Покраснел и замолчал.
– А место ей в Эрмитаже или Британском музее, – продолжал Герман. – И никакой кражи не было, утверждает этот самый эксперт! По крайней мере, в последние лет пятьдесят. Нигде не заявлено, что из такого-то музея похищено такое-то золотое украшение третьего тысячелетия до новой эры.
– То есть она у Василия, вернее, в его семье, больше, чем пятьдесят лет, – уточнила Тонечка.
Герман кивнул.
– Мам, а вы ее видели? – спросила Настя – Эту штуку?
– Нет, конечно! Мы видели фотографию. И даже фотография… впечатляет, Настя.
– И вот еще интересно. – Герман посмотрел на Тонечку. – Мне Мишаков пересказал, хоть и ругался страшно. Эксперт говорит, что на каких-то раскопках начала двадцатого века, то ли в девятьсот шестом году, то ли в десятом на Пелопоннесе нашли очень странный клад. Именно клад, а не захоронение. Там было немного украшений, сбруя и колчан со стрелами. Из золота.
– Колчан из золота? – уточнил Даня. – Весь? Целиком?
– Да, – сказал Герман. – И сбруя тоже.
– Зачем? – спросил Даня. – Для ритуалов?
– Точно сказать никто не может. Украшения тоже довольно странные. Они не годятся для человека. Слишком большие и тяжелые. Возможно, ими украшали статую. Для статуи в самый раз. Но есть еще одна, очень интересная версия.
Все смотрели на него и ждали.
– И украшения, и сбруя, и колчан принадлежали Артемиде.
– Богине, – недоверчиво уточнил Даня.
– Богине Артемиде, – Герман улыбнулся. – И это не клад. Просто она сняла с себя украшения, распрягла коня, положила рядом колчан со стрелами и пошла купаться. Там рядом море. А потом про них забыла или кто-то ее спугнул. И они просто остались лежать в траве. И пролежали несколько тысяч лет.
– Красиво, – сказал Аллилуев. – Хоть кино снимай.

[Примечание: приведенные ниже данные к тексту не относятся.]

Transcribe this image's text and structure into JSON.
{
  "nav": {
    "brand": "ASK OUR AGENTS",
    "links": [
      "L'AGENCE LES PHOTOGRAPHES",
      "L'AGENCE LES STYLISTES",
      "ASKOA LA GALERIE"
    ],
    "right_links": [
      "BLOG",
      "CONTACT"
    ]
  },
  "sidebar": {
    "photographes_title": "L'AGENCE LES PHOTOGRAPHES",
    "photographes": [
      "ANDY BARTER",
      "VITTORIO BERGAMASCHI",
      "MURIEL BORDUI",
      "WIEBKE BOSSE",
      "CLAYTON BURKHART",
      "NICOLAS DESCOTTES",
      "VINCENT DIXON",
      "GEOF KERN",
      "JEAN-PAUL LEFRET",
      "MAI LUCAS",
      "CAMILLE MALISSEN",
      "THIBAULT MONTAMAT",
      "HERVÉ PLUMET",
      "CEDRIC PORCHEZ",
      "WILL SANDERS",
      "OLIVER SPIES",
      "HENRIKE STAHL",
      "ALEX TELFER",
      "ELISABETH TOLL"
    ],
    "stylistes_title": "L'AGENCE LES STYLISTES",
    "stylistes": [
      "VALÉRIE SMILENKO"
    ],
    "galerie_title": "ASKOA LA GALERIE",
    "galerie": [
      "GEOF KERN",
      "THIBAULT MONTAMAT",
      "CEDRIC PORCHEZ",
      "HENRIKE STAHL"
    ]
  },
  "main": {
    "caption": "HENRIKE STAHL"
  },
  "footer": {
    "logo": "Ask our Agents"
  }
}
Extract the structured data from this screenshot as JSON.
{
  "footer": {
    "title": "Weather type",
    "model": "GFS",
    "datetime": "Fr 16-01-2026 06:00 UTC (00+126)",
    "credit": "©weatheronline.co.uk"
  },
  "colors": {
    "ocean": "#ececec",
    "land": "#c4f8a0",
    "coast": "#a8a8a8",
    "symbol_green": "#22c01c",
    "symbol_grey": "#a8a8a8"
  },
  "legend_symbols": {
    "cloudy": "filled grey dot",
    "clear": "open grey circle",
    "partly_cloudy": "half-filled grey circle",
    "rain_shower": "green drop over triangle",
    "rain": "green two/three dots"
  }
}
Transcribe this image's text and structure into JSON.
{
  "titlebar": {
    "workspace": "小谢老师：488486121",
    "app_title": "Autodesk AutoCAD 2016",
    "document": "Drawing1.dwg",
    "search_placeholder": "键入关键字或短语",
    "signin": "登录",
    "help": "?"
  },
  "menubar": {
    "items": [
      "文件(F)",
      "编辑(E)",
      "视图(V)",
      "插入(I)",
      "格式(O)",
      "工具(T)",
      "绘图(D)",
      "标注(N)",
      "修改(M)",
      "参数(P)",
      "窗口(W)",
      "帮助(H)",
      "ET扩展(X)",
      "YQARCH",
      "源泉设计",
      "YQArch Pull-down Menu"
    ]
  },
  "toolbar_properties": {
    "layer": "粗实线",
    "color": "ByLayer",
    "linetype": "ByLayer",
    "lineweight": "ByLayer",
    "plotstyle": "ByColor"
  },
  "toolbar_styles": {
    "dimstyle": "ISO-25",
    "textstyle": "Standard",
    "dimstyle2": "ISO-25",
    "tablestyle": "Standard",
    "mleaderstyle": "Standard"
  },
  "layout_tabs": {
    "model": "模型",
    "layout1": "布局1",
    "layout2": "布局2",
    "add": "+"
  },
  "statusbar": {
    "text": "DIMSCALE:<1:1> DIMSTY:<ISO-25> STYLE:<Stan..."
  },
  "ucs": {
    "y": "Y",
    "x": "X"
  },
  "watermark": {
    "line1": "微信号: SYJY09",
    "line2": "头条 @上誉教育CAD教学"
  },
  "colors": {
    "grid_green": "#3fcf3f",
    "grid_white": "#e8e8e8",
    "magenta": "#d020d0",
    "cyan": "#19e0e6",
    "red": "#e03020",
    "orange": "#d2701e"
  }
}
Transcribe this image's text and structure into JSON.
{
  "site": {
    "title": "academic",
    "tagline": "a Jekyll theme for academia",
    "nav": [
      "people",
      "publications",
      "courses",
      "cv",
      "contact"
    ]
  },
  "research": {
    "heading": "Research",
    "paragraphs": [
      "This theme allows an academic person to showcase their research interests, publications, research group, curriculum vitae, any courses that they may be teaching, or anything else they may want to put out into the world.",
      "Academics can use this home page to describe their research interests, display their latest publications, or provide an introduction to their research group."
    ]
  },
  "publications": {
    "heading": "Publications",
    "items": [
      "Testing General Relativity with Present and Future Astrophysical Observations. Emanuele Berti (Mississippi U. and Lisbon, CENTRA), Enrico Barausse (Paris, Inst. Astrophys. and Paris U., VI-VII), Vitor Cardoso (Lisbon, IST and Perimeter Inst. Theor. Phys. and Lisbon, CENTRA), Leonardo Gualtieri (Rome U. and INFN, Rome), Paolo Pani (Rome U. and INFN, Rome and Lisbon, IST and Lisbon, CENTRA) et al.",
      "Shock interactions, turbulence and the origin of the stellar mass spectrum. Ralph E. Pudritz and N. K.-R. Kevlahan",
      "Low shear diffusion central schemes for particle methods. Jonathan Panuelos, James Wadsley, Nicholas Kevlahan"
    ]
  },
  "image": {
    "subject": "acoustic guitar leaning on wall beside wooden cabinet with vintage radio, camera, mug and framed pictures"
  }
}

– Серьга, которую носила богиня… – пробормотала Марина Тимофеевна. – Действительно красиво. И где она теперь?
– В следственном комитете, – сказал Герман, и этот «следственный комитет» прозвучал так приземленно и скучно, что за столом все словно очнулись от волшебных видений, задвигались, принялись за чай.
Настя представляла себе богиню – высоченную, совершенную, стремительную и сильную, – как она бросает в траву колчан, вынимает из ушей серьги, переступает ногами, выходя из хитона. Рядом пасется необыкновенный белый конь, а сквозь листву блестит и сверкает Эгейское море, или какое там море?.. И она бросается в теплую воду и плывет, позабыв обо всем на свете.
О боги, боги мои!..
– Странная история, – сказала Марина Тимофеевна задумчиво. – Такая ценность в семье самого обычного человека! И никто ничего не знал? Даже его жена?
– Жена сказала, что он хвастался серьгой, когда ухаживал. Показывал ей. А потом уже не показывал и не вспоминал.
– Тонечка, но ведь жена вполне могла сказать тебе неправду!
– Мама, мне так не показалось.
– В любом случае драгоценность теперь принадлежит ей.
– Вот это точно, – сказал Герман. – Она не краденая, государство изъять ее не может.
– Зоя? – сама у себя спросила Тонечка. – Зоя отравила мужа?
– Вполне возможно, – сказал Герман, поглядывая на нее. – У жены были ключи от его квартиры. Скорее всего.
– Мы точно не знаем!
– А что Света прятала в часах? – спросила Настя. – И куда они делись?
– Мы не знаем, Настюш, – отозвалась мать.
– А может, ключ от банковской ячейки! – выпалила Джессика. – А?! Я в кино видела! Там все искали ключ от ячейки!..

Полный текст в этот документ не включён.